We are thrilled to publish the next in our series of blogs in which academic users of the Dorset History Centre reflect on the archival collections they have accessed here, and how these have assisted, and added to, their particular research.
Here, Professor Mark Stoyle from the University of Southampton discusses some of our Quarter Sessions records.
Professor Stoyle writes:
I spent a good deal of time in late 2017 and early 2018 working on the late seventeenth-century Quarter Sessions Order Books (Q/S/M /1/2 and Q/S/M/1/3) which are housed in the Dorset History Centre. I was drawn to these particular volumes because of the fascinating light which they shed on the aftermath of the English Civil War of 1642-46 – and more specifically on the financial provision which the county authorities made for soldiers who had been wounded in that conflict and for the widows of men who had been killed while fighting for king or parliament.

The evidence contained in these volumes helps us to appreciate just how much ordinary people in Dorset were touched by the tragedy of the Civil War. It also helps us to understand the complicated processes through which the members of the Dorset ‘county community’ attempted to alleviate the sufferings of some former soldiers and war widows during the half century or so between 1646 and 1700.

The material which has been culled from these volumes will be vital to the findings of the ongoing AHRC-funded project ‘Conflict, Welfare and Memory during and after the English Civil Wars’ which is currently being undertaken by a team of historians based at the universities of Cardiff, Leicester, Nottingham and Southampton. (See the website ‘Civil War Petitions‘ for more details).
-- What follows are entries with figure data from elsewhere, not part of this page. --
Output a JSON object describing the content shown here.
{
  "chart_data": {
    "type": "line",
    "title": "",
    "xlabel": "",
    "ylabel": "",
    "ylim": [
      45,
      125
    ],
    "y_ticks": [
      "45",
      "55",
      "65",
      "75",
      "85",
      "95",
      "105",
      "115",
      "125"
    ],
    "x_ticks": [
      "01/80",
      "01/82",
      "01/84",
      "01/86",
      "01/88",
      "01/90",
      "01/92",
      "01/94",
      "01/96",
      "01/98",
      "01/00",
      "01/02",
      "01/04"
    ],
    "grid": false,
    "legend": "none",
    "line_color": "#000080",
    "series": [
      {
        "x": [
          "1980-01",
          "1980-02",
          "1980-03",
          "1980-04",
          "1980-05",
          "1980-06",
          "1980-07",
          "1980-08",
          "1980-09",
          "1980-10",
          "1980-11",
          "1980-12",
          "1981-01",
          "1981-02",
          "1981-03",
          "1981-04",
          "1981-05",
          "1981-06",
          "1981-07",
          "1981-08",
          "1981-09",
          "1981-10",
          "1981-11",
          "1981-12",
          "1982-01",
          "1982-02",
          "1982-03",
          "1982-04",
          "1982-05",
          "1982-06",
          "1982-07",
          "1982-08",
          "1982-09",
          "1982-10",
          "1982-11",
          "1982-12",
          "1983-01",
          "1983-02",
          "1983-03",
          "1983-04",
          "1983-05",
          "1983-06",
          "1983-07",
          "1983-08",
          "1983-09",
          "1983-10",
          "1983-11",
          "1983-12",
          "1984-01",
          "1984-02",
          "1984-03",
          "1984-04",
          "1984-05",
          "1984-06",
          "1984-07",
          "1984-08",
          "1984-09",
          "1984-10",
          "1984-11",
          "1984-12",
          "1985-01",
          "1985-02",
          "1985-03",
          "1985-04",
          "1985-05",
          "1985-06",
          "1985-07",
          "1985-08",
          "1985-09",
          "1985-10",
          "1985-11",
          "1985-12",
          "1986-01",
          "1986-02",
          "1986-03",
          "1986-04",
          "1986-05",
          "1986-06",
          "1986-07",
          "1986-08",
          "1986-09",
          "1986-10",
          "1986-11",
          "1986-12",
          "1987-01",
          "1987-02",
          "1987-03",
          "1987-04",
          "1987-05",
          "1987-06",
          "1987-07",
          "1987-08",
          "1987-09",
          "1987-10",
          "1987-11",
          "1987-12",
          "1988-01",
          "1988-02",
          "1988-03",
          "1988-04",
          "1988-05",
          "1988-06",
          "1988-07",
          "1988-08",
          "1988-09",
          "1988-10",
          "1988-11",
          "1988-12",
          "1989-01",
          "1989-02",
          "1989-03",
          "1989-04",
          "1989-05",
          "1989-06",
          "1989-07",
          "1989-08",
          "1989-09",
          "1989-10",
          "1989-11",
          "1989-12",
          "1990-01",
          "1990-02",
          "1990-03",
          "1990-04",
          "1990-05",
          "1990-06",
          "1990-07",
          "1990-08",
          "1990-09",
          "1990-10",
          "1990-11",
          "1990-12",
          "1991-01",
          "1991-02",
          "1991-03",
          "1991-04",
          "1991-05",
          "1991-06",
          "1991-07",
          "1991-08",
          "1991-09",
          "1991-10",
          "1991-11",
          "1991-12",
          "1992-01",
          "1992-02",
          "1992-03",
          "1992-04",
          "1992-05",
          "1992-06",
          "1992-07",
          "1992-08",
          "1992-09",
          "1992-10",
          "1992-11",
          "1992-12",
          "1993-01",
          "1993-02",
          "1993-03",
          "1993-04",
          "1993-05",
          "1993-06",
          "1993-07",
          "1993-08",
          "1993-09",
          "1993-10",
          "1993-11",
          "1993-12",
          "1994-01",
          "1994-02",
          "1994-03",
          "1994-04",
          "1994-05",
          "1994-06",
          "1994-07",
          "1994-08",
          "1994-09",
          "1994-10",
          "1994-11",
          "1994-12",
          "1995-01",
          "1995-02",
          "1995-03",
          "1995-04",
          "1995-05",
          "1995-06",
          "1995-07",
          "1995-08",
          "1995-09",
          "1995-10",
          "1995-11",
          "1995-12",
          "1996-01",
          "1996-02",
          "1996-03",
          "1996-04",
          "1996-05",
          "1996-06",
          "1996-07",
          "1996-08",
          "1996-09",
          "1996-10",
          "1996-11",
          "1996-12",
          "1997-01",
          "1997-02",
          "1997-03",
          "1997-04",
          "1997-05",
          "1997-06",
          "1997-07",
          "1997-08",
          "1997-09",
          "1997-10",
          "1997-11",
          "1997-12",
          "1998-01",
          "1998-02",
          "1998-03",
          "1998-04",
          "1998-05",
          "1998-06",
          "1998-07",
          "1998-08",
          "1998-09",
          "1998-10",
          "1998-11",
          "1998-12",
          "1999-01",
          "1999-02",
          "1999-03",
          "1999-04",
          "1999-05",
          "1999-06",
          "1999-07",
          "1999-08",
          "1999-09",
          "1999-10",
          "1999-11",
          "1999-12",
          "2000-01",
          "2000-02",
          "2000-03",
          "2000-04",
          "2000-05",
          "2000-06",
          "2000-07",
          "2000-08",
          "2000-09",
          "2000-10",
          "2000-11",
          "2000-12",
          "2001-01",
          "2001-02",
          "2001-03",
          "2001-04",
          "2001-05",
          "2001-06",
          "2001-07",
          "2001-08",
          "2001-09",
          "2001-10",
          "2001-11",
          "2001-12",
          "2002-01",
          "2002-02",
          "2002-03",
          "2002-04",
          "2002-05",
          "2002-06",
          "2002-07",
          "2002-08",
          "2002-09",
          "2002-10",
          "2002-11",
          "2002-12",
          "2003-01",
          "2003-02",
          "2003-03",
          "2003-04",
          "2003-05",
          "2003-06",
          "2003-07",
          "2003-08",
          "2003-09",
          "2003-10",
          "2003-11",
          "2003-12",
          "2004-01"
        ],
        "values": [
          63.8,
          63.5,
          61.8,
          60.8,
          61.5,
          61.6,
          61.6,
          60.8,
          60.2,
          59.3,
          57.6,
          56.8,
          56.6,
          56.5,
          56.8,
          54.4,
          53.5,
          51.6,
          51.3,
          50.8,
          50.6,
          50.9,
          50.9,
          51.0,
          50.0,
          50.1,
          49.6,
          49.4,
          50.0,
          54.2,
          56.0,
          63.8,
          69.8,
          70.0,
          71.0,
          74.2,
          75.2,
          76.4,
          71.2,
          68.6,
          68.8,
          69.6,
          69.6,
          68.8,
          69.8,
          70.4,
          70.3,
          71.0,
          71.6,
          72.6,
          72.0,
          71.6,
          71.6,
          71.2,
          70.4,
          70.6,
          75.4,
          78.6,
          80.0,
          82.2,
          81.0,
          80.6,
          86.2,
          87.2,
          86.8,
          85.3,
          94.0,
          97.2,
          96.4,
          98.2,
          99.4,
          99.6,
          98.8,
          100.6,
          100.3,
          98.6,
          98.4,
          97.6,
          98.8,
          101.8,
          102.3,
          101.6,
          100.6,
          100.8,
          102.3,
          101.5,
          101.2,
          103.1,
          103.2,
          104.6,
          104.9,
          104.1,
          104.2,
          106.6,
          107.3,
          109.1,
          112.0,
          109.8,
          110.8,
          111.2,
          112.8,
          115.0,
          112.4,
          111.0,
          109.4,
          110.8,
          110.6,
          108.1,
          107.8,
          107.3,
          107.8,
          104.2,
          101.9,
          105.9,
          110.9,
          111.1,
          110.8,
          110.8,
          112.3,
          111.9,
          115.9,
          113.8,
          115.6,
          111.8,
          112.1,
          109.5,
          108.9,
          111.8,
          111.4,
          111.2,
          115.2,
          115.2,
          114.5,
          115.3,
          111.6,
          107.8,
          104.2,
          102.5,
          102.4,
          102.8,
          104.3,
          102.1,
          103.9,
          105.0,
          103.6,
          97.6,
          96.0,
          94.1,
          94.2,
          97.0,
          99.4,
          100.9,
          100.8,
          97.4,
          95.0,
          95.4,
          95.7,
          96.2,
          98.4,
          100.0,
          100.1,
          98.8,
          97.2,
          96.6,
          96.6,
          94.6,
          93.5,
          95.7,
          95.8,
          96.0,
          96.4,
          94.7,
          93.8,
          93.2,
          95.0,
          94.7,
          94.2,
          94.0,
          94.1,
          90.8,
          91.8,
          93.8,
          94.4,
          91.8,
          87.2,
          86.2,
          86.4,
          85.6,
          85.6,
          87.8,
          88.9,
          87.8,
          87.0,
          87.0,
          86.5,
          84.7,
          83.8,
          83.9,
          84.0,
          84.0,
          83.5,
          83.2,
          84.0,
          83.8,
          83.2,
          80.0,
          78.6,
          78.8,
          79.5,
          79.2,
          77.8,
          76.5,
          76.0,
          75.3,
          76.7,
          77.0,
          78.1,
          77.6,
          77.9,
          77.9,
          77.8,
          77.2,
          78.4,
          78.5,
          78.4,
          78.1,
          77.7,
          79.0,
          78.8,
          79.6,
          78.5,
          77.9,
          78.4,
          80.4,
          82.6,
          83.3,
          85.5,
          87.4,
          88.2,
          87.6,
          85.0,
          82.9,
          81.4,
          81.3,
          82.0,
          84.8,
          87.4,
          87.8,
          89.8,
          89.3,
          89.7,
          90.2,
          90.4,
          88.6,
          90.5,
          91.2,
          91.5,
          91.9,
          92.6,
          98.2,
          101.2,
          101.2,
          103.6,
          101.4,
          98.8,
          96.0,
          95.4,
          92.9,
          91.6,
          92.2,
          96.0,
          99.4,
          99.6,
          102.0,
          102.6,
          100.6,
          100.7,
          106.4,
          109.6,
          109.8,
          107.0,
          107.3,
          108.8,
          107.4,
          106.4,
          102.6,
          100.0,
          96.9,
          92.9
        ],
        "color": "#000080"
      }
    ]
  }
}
The joy of working with original primary sources is that they enable you to get closer to the people who lived in the past and, occasionally, to turn up new evidence which has never been commented upon by historians before. While I was working in Dorchester, I was especially excited to learn that an original list of ex-Royalist soldiers from Dorset – which I thought had been lost since it was last spotted, in private hands, in the 1920s – had subsequently been gifted to the DHC and was available for me to consult. Seeing this document in the flesh, as it were, after I had read about it so often in the past was perhaps the highlight of my recent stint in the DHC for me!